Uno stadio il Cagliari già ce l’ha…
Volontà di trovare un accordo, dunque. Ma, messo in un angolo il famoso ritornello dei “negozi, ristoranti e cotillons per vivere lo stadio sette giorni su sette” e visto che all’orizzonte (al limite) c’è solo uno stadio in senso stretto, qualche osservazione ulteriore è possibile avanzarla. Giulini ha parlato di settimana decisiva per la progettazione da parte di Sportium, il partner scelto per l’ideazione del nuovo impianto di via Vespucci. Ha pure parlato di stagione 2023-24, la stessa tempistica – che pare molto ambiziosa, allo stato attuale – ipotizzata nei mesi scorsi da Truzzu. Eppure, nonostante quelle che sembrano ancora una volta parole cariche di ottimismo e speranza, volendo stare al lato pratico il Cagliari, oggi, il suo stadio ce l’ha: funzionale, di dimensioni congrue a quelle che sono le ambizioni – attuali e alla luce del coronavirus, forse, future – e le possibilità societarie, da molti apprezzato e sostenibile. Un impianto in linea col pianeta Italia, sicuramente migliorabile come già hanno fatto altre realtà assimilabili a quella del Cagliari (vedi Spal). Sino a poco tempo fa chi sottolineava che la Sardegna Arena potesse diventare definitivo e non più provvisorio veniva assalito da critiche, insulti e scherno. Oggi lo scenario si è modificato. Non solo: guardandosi intorno, in particolare in Italia (Juventus e Udinese sono i casi di scuola per ovvi motivi), è chiaro come la retorica un tempo agitata sugli stadi città mercato – in grado di far decollare un club dallo status di medio a top – risulti vacua, visto che anche le due bianconere di A non trovano certo dall’infrastruttura il vitale sostentamento. Dato che, da che mondo e mondo, gli stadi si riempiono facendo bene sul campo e non sulla carta: basti pensare, per fare un esempio pratico, agli spettatori delle sfide di cartello contro Napoli (13.535) e Roma (14.848), con un calo delle presenze rispetto al periodo dorato di inizio stagione coinciso con quello a livello di rendimento del gruppo allora guidato da Rolando Maran.
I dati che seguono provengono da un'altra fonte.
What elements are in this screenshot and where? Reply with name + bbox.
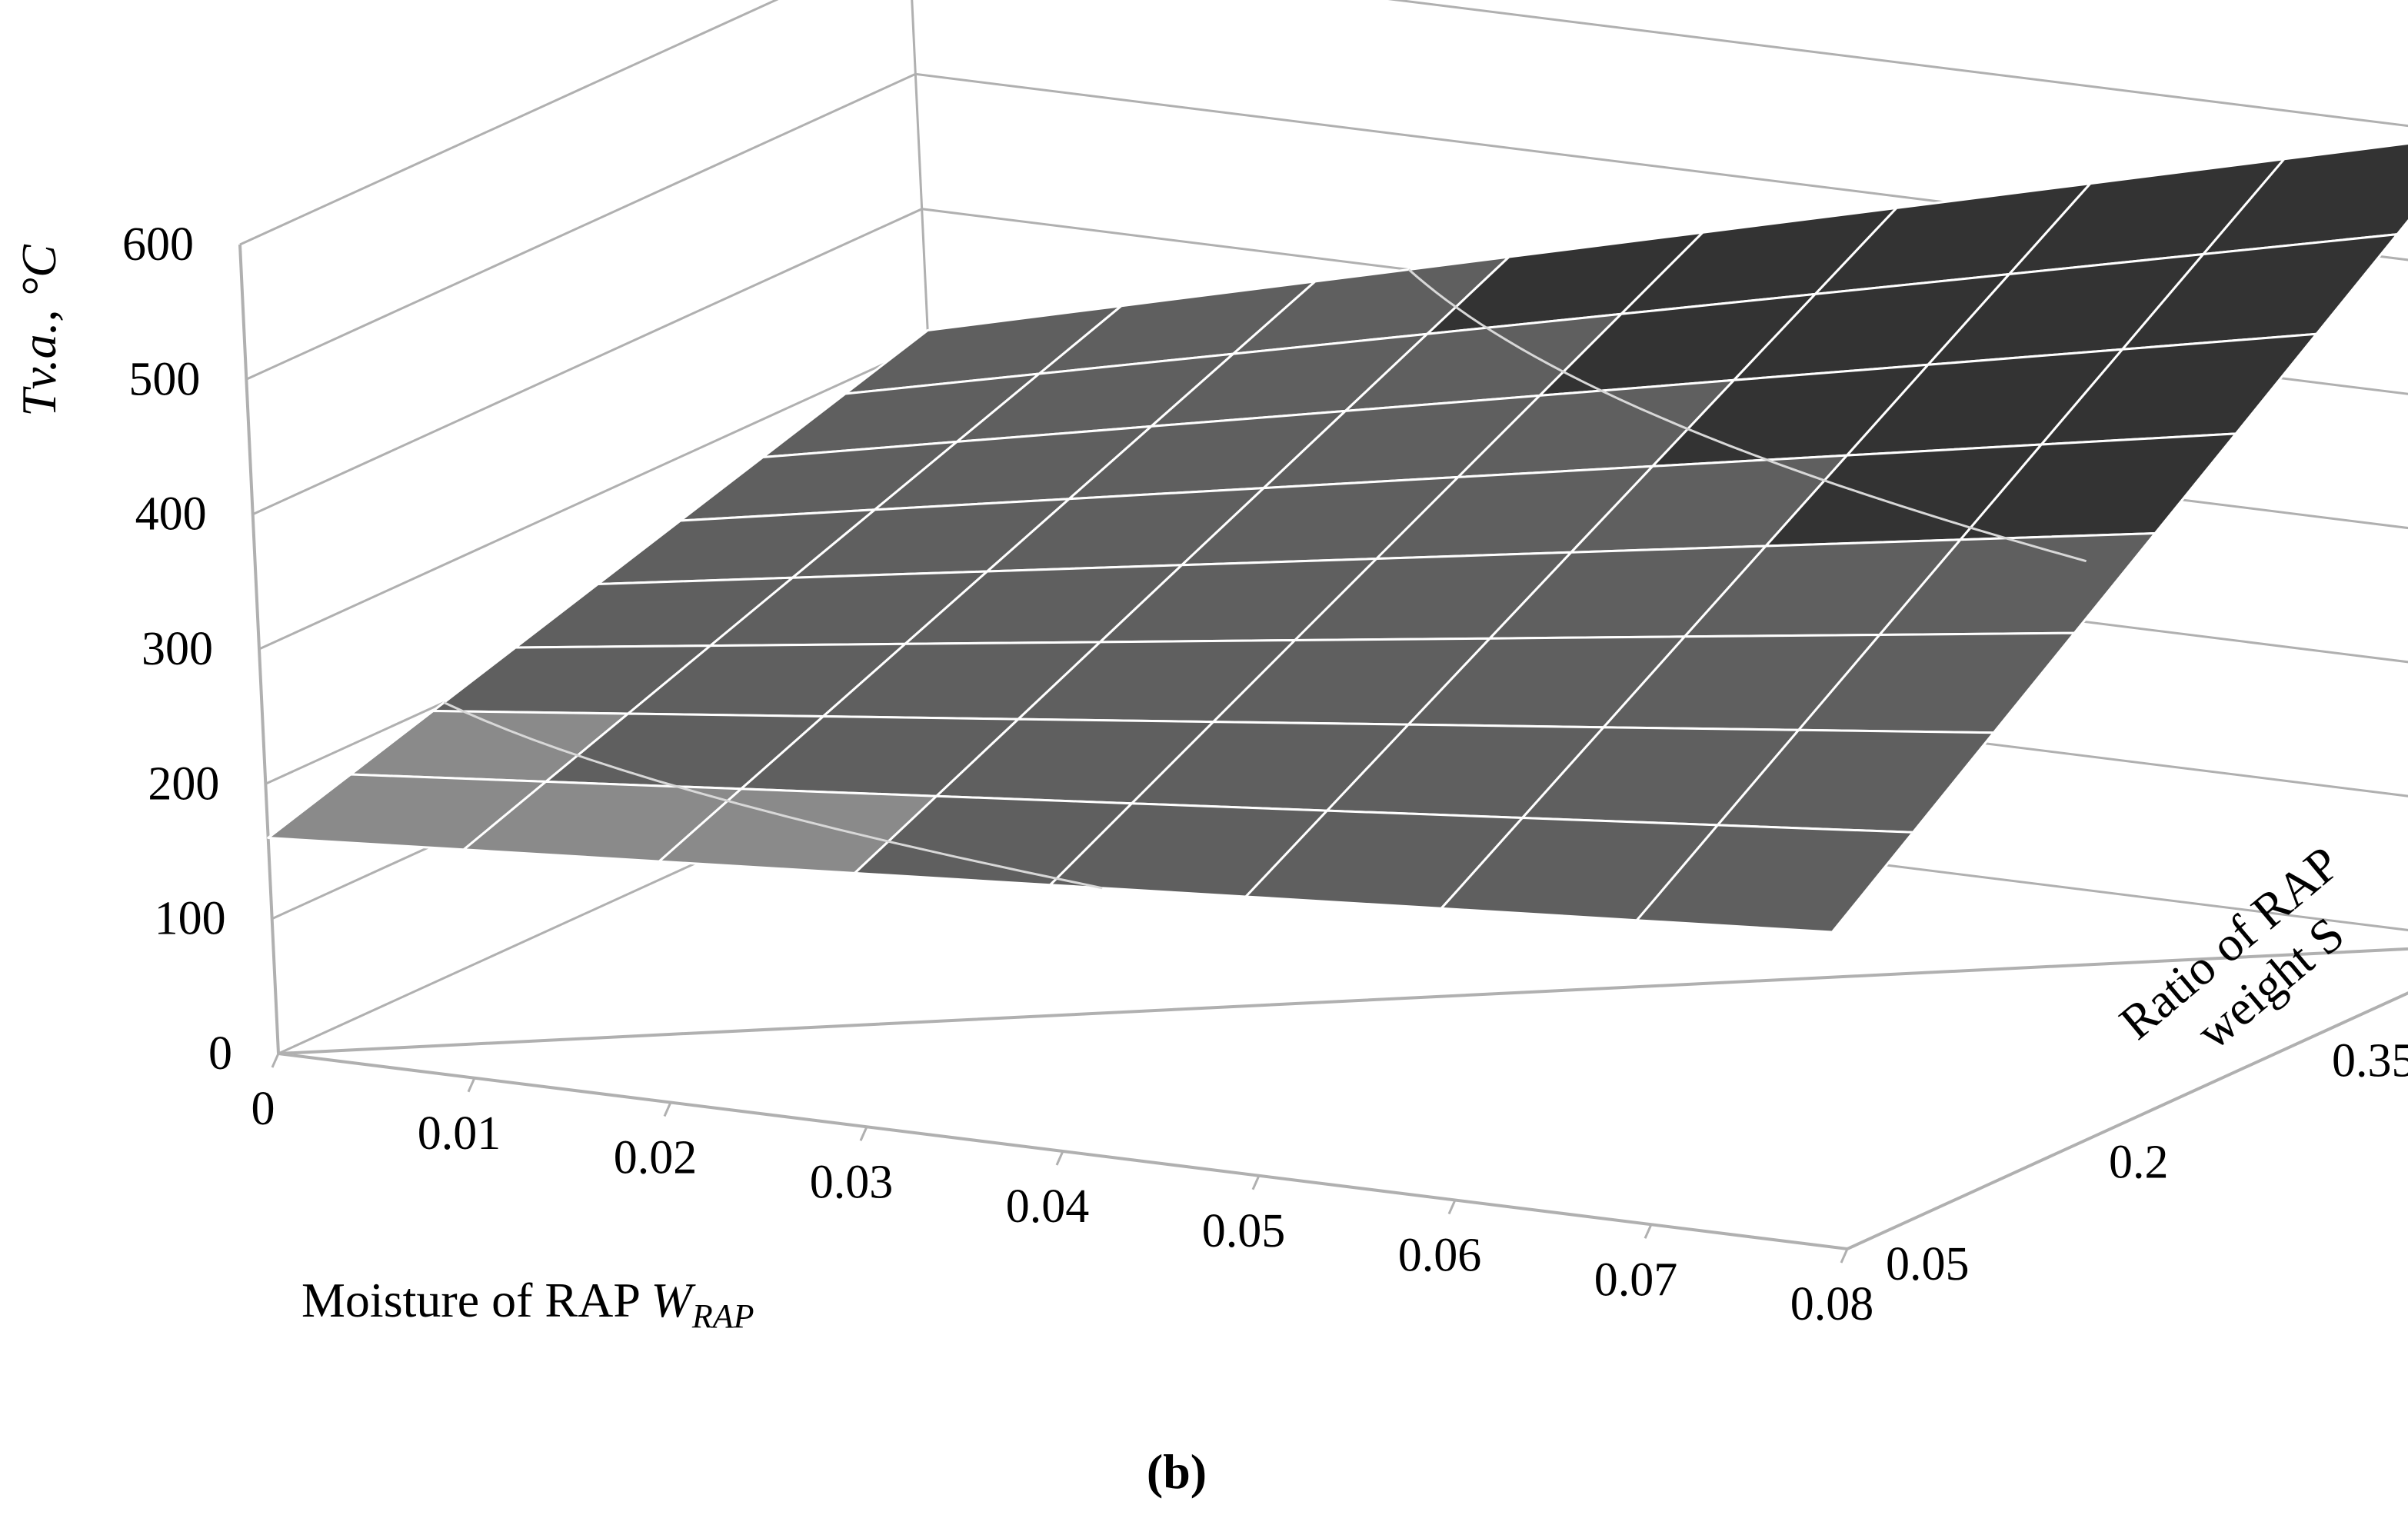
x-tick-label: 0.01 xyxy=(418,1107,501,1160)
x-tick-label: 0.06 xyxy=(1398,1230,1482,1282)
gridline-z xyxy=(239,0,2408,246)
x-tick-label: 0 xyxy=(251,1083,275,1135)
floor-edge-front xyxy=(278,947,2408,1251)
x-tick-mark xyxy=(1055,1150,1064,1166)
z-tick-label: 300 xyxy=(142,623,213,675)
x-tick-label: 0.07 xyxy=(1594,1254,1678,1306)
tick-labels: 0 100 200 300 400 500 600 0 0.01 0.02 0.03 0.04 0.05… xyxy=(122,218,2408,1330)
contour-line xyxy=(1407,268,2087,563)
x-tick-label: 0.08 xyxy=(1790,1278,1874,1330)
z-tick-label: 100 xyxy=(155,893,226,945)
x-tick-label: 0.05 xyxy=(1202,1205,1286,1257)
surface-plot xyxy=(267,142,2408,934)
x-tick-mark xyxy=(1447,1199,1457,1215)
z-tick-label: 200 xyxy=(148,758,219,810)
z-tick-label: 400 xyxy=(135,488,207,541)
y-tick-label: 0.35 xyxy=(2332,1034,2408,1087)
z-tick-label: 0 xyxy=(208,1027,232,1080)
x-axis-title: Moisture of RAP WRAP xyxy=(301,1273,754,1335)
x-tick-label: 0.02 xyxy=(614,1132,698,1184)
z-axis-title: Tv.a., °C xyxy=(12,244,66,417)
surface-cell xyxy=(1635,824,1914,934)
x-tick-mark xyxy=(271,1053,280,1068)
x-tick-mark xyxy=(859,1126,868,1141)
y-tick-label: 0.2 xyxy=(2109,1137,2169,1189)
contour-line xyxy=(443,701,1103,890)
x-tick-mark xyxy=(1840,1248,1849,1264)
panel-label: (b) xyxy=(1147,1444,1207,1499)
z-tick-label: 500 xyxy=(128,353,200,405)
x-tick-label: 0.03 xyxy=(810,1156,894,1208)
z-tick-label: 600 xyxy=(122,218,194,271)
x-tick-mark xyxy=(663,1101,672,1117)
x-tick-label: 0.04 xyxy=(1006,1180,1090,1233)
x-tick-mark xyxy=(1251,1175,1261,1190)
y-tick-label: 0.05 xyxy=(1886,1238,1970,1290)
x-tick-mark xyxy=(1644,1224,1653,1239)
x-tick-mark xyxy=(467,1077,476,1093)
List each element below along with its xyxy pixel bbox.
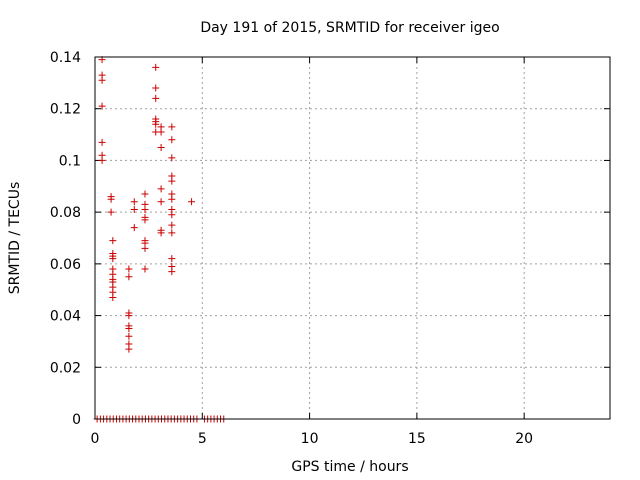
data-point xyxy=(141,206,149,214)
data-point xyxy=(107,208,115,216)
data-point xyxy=(130,206,138,214)
data-point xyxy=(152,84,160,92)
grid-lines xyxy=(95,57,610,419)
data-point xyxy=(125,332,133,340)
data-point xyxy=(168,154,176,162)
x-tick-label: 20 xyxy=(515,431,533,447)
data-point xyxy=(98,102,106,110)
data-point xyxy=(157,185,165,193)
data-point xyxy=(168,221,176,229)
data-point xyxy=(130,198,138,206)
y-tick-label: 0 xyxy=(72,412,81,428)
data-point xyxy=(141,216,149,224)
x-tick-label: 10 xyxy=(301,431,319,447)
data-point xyxy=(157,128,165,136)
data-point xyxy=(168,255,176,263)
data-point xyxy=(152,120,160,128)
data-point xyxy=(98,138,106,146)
data-point xyxy=(168,123,176,131)
data-point xyxy=(98,76,106,84)
data-point xyxy=(168,177,176,185)
data-point xyxy=(168,268,176,276)
data-point xyxy=(157,229,165,237)
data-point xyxy=(152,94,160,102)
y-tick-label: 0.04 xyxy=(50,309,81,325)
data-point xyxy=(157,144,165,151)
data-point xyxy=(109,255,117,263)
data-point xyxy=(141,265,149,273)
data-point xyxy=(125,312,133,320)
data-point xyxy=(168,211,176,219)
y-tick-label: 0.02 xyxy=(50,360,81,376)
plot-frame xyxy=(94,56,611,420)
x-tick-label: 0 xyxy=(91,431,100,447)
tick-labels: 0 5 10 15 20 0 0.02 0.04 0.06 0.08 0.1 0.12 0.14 xyxy=(50,50,533,447)
x-tick-label: 15 xyxy=(408,431,426,447)
data-point xyxy=(168,136,176,144)
data-point xyxy=(188,198,196,206)
y-axis-title: SRMTID / TECUs xyxy=(7,182,23,295)
data-point xyxy=(107,195,115,203)
data-point xyxy=(98,156,106,164)
axis-ticks xyxy=(94,56,610,420)
y-tick-label: 0.06 xyxy=(50,257,81,273)
data-point xyxy=(141,190,149,198)
data-point xyxy=(130,224,138,232)
data-point xyxy=(152,63,160,71)
x-tick-label: 5 xyxy=(198,431,207,447)
chart-title: Day 191 of 2015, SRMTID for receiver ige… xyxy=(200,20,499,36)
data-point xyxy=(141,244,149,252)
y-tick-label: 0.1 xyxy=(59,153,81,169)
data-point xyxy=(157,198,165,206)
data-point xyxy=(125,265,133,273)
y-tick-label: 0.14 xyxy=(50,50,81,66)
data-point xyxy=(168,229,176,237)
data-point xyxy=(125,273,133,281)
x-axis-title: GPS time / hours xyxy=(291,459,408,475)
data-point xyxy=(168,195,176,203)
data-point xyxy=(109,237,117,245)
y-tick-label: 0.08 xyxy=(50,205,81,221)
data-point xyxy=(125,325,133,332)
data-point xyxy=(125,345,133,353)
data-point xyxy=(109,293,117,301)
y-tick-label: 0.12 xyxy=(50,102,81,118)
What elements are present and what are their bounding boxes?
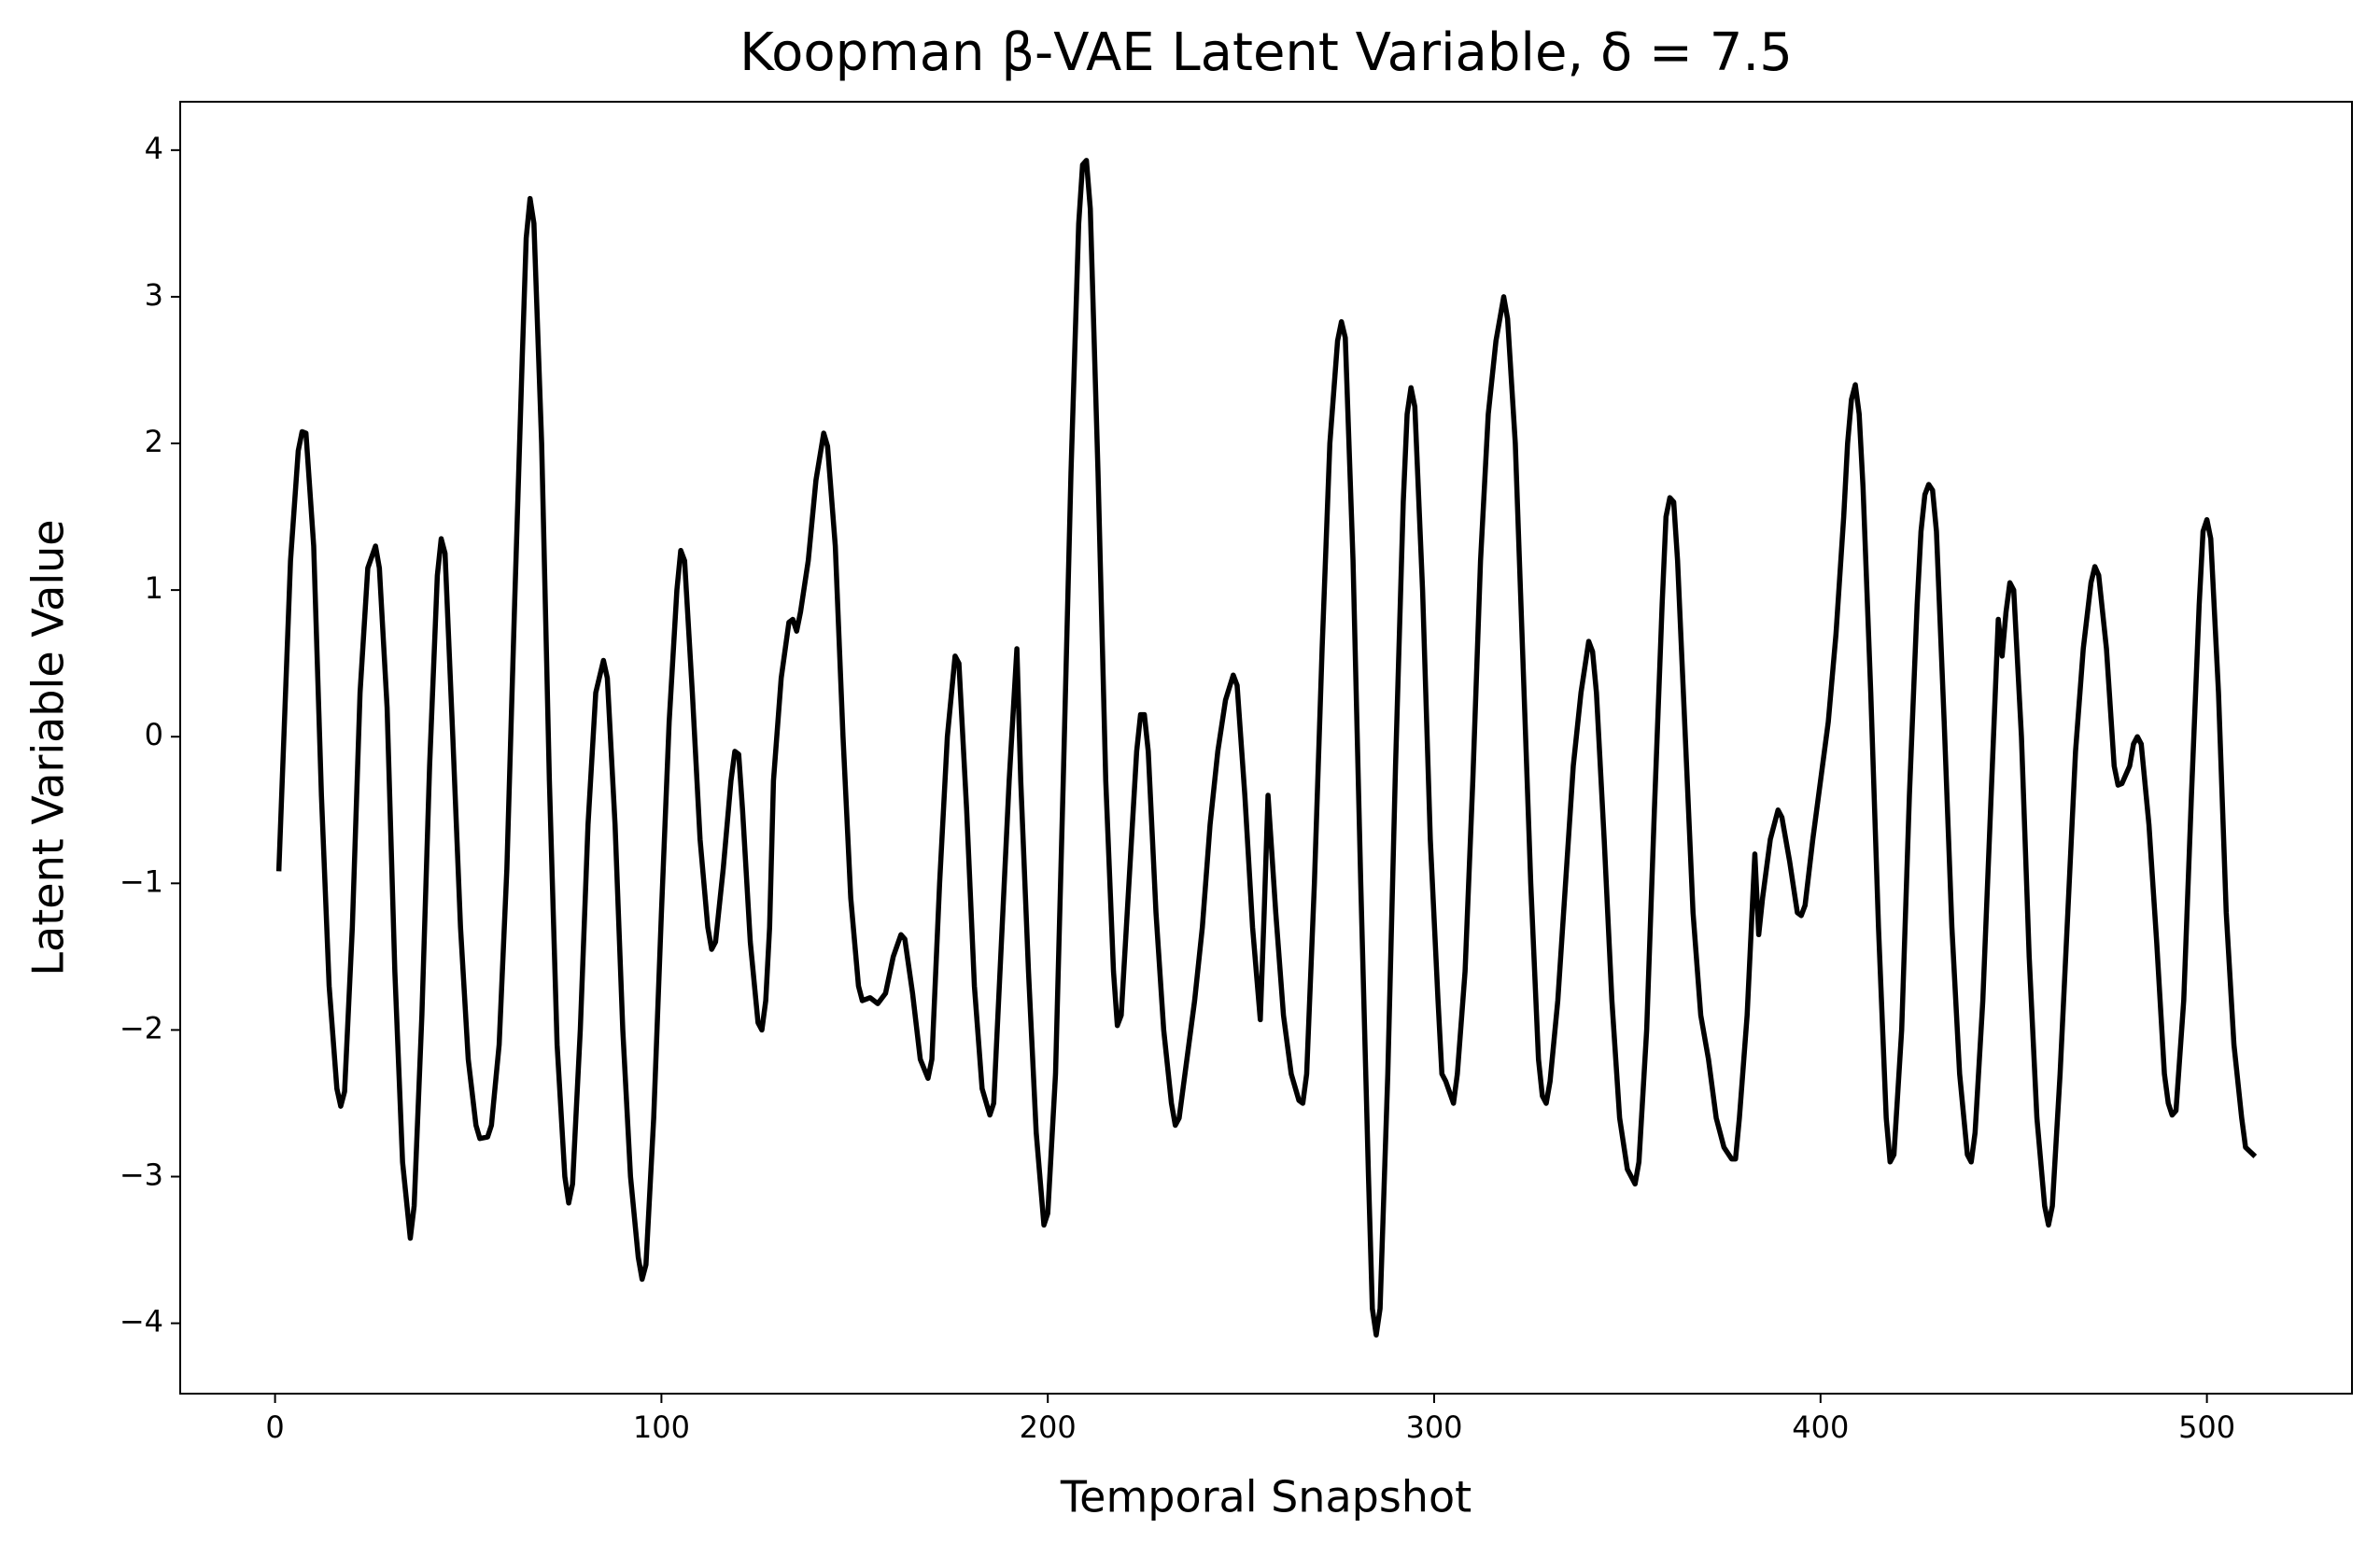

Istituzioni tirate per la giacchetta
Ecco perché il nuovo scenario in salsa cagliaritana va valutato con attenzione e senza drammi, facili e semplicistici. Intanto perché bisogna aspettare passi concreti, in primis dalle istituzioni a tutti i livelli esecutivi – governo, Regione e Comune chiamati in causa da Giulini – ma soprattutto dal privato che deve finalmente produrre un progetto. Staremo a vedere se, veramente, la prossima sarà la settimana scelta da Sportium per iniziare la progettazione definitiva. E poi perché c’è da fare uno stadio. Eppure, se anziché nuovo fosse soltanto rinnovato molto bene con un investimento decisamente inferiore (da parte di tutti) rispetto alla costruzione di una nuova opera, alla fine non ci sarebbe da stupirsi. Perché la pazienza è una virtù davvero preziosa e, proprio per questo, non è detto che sia infinita.